Los factores no nutricionales de la dieta influyen en la adhesión al patrón mediterráneo y en determinantes biológicos relevantes para la salud vascular, como la regulación metabólica, la inflamación de bajo grado y la función circadiana. Analizamos estos factores uno a uno:
- La elección y preparación de los alimentos, priorizando técnicas culinarias mediterráneas tradicionales y productos de cercanía y de temporada, influyen en la cantidad, calidad y biodisponibilidad de los nutrientes y compuestos bioactivos de la dieta.
- Las prácticas culinarias modulan la respuesta metabólica y fenómenos fisiopatológicos, como la inflamación y el estrés oxidativo, que inciden de forma directa en la salud vascular.
- La estacionalidad, proximidad y sostenibilidad de los alimentos se asocian a una mayor diversidad dietética y a una mejor calidad global del patrón alimentario mediterráneo.
- La comensalidad, especialmente en contextos de comidas regulares, compartidas y sin distracciones digitales, mejora el proceso biológico de la ingesta, favoreciendo el tiempo de masticación, las señales de saciedad y la modulación neuroendocrina del apetito. El contexto social de las comidas se asocia a una mayor activación de circuitos cerebrales de recompensa y bienestar, con potencial reducción del estrés y la ansiedad, y efectos favorables sobre la adherencia dietética
- La organización temporal de las comidas y la crononutrición, incluyendo la concentración del consumo energético en las primeras horas de vigilia, se asocian a una mejor regulación metabólica, mayor sensibilidad a la insulina y menor inflamación.
- La siesta corta (menor de 30 minutos) se ha asociado a beneficios cardiovasculares y metabólicos, probablemente a través de la modulación del estrés, la función autonómica y la sincronización de los ritmos circadianos.

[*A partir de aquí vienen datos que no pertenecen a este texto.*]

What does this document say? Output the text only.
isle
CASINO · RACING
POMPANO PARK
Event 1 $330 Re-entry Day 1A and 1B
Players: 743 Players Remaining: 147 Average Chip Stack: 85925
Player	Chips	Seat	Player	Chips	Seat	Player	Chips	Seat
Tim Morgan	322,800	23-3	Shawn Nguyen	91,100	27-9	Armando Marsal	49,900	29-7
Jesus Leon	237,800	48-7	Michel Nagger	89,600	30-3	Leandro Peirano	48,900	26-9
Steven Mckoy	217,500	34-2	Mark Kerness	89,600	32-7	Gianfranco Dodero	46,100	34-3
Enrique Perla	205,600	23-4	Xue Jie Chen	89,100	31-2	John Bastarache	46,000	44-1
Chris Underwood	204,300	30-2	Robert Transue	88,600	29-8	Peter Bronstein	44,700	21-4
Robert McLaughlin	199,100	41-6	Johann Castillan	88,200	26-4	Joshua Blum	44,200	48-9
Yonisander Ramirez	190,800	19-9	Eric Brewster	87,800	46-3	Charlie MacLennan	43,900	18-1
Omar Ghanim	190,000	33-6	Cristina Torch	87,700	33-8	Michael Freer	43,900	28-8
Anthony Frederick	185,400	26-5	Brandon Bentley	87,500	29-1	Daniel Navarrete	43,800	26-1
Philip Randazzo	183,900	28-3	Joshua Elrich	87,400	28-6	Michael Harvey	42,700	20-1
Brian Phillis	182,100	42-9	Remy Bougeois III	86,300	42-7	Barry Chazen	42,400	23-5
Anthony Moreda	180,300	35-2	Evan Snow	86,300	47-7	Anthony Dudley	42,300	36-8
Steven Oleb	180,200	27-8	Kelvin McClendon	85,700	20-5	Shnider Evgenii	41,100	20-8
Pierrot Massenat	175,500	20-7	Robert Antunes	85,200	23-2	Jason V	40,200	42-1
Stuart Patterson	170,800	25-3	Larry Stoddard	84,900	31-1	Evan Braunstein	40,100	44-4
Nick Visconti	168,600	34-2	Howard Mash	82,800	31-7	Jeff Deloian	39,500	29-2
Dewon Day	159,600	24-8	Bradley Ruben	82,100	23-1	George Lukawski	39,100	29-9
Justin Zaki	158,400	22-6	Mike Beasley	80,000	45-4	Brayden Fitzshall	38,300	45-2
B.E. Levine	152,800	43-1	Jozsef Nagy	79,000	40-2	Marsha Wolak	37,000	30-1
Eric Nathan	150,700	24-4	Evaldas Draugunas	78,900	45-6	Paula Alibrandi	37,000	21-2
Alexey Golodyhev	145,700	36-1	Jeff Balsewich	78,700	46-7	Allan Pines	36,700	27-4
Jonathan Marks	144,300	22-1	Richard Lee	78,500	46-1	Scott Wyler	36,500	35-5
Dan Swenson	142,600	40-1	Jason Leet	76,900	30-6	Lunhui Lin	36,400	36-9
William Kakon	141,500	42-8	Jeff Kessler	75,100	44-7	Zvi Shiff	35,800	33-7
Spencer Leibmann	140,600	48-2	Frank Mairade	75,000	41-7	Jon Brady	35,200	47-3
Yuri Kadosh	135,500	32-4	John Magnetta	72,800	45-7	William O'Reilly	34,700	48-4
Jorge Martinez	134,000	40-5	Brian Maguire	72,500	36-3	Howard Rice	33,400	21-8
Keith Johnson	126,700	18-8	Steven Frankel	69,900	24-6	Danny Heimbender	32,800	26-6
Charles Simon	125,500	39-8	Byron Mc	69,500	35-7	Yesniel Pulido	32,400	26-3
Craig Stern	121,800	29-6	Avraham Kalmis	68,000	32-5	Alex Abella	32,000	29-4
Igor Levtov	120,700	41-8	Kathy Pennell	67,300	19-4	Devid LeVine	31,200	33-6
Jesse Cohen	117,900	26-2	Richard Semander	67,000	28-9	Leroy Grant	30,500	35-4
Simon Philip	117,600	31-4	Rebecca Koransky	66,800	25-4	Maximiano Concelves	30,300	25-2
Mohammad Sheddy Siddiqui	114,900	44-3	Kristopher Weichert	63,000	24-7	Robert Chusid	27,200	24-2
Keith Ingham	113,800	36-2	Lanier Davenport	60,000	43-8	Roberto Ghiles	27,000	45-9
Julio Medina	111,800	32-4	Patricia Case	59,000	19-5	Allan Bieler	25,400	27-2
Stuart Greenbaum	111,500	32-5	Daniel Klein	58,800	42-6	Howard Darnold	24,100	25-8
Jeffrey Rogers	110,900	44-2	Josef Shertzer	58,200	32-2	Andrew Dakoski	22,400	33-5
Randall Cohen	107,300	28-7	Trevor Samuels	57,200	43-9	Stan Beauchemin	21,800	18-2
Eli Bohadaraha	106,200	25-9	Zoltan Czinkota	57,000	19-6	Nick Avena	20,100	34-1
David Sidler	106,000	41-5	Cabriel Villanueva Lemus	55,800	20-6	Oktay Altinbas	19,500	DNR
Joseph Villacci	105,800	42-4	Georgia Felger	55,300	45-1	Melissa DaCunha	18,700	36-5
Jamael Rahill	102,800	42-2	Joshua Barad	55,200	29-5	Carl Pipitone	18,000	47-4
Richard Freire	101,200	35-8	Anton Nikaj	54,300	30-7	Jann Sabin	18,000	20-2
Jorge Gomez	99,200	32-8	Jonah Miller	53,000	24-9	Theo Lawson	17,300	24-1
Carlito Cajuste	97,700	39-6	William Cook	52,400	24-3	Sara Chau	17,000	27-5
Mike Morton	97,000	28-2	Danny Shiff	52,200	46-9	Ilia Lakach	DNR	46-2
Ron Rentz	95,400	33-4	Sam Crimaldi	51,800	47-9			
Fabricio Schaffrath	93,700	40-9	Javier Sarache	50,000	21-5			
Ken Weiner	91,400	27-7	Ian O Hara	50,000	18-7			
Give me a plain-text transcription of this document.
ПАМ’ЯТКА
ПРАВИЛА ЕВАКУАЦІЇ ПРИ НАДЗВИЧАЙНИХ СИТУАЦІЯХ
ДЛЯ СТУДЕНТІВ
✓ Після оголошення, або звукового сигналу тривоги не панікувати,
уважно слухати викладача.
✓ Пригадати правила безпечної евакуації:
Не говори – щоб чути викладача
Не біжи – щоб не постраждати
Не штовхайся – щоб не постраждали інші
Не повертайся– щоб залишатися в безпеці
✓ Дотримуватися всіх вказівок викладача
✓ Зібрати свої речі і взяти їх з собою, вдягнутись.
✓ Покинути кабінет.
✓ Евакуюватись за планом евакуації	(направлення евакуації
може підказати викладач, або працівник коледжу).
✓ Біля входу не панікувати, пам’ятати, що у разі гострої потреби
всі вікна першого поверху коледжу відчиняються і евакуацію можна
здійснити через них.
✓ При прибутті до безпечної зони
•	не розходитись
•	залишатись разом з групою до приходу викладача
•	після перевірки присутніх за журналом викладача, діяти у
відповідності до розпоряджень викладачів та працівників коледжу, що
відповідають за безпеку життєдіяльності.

Estos factores se suman a otros componentes ya ampliamente establecidos del modelo mediterráneo, como la actividad física regular, una adecuada hidratación o la vida social activa
El primer firmante del consenso,
Dr. Javier Delgado Lista, coordinador del Grupo de Nutrición y Estilo de Vida de la SEA y miembro de la SEMI, señala que todos estos factores
“se traducen en hábitos concretos con impacto directo en la salud. Por ejemplo, compartir las comidas favorece una mayor calidad dietética y una mejor adherencia al patrón mediterráneo; y el consumo de alimentos frescos y de temporada se relaciona con una mayor ingesta de compuestos bioactivos y antioxidantes beneficiosos para la salud vascular”. “El objetivo es doble”, añade,
“por un lado, poner en valor estos factores para fomentar su mantenimiento en nuestro entorno; y por otro, facilitar su adaptación a otros contextos geográficos y culturales, con el fin de optimizar al máximo los beneficios de la Dieta Mediterránea”.
Enfermedades evitables
El Dr. Pablo Pérez-Martínez, último firmante del consenso, vicepresidente de la SEMI y miembro del Grupo de Trabajo de Nutrición y Estilo de Vida de la SEA, explica que “con este consenso lanzamos un mensaje muy claro a la población: no solo importa qué comemos, también cómo, con quién y cuándo comemos. La Dieta Mediterránea es mucho más que una suma de nutrientes; es un modelo de salud y de estilo de vida. Como ejemplo, en el apartado de crononutrición, explicamos que concentrar la ingesta en las primeras horas del día y evitar cenas tardías puede mejorar la regulación metabólica, la sensibilidad a la insulina y la inflamación. En otras palabras, el reloj biológico también se sienta a la mesa. Recuperar horarios más ordenados, comidas compartidas y una cena más ligera es una forma sencilla y muy poderosa de cuidar la salud cardiovascular.”
En resumen, este documento sostiene que
no solo importa qué comemos, también cómo, con quién y cuándo, y que la Dieta Mediterránea es mucho más que una suma de nutrientes: es un
modelo de salud y de estilo de vida.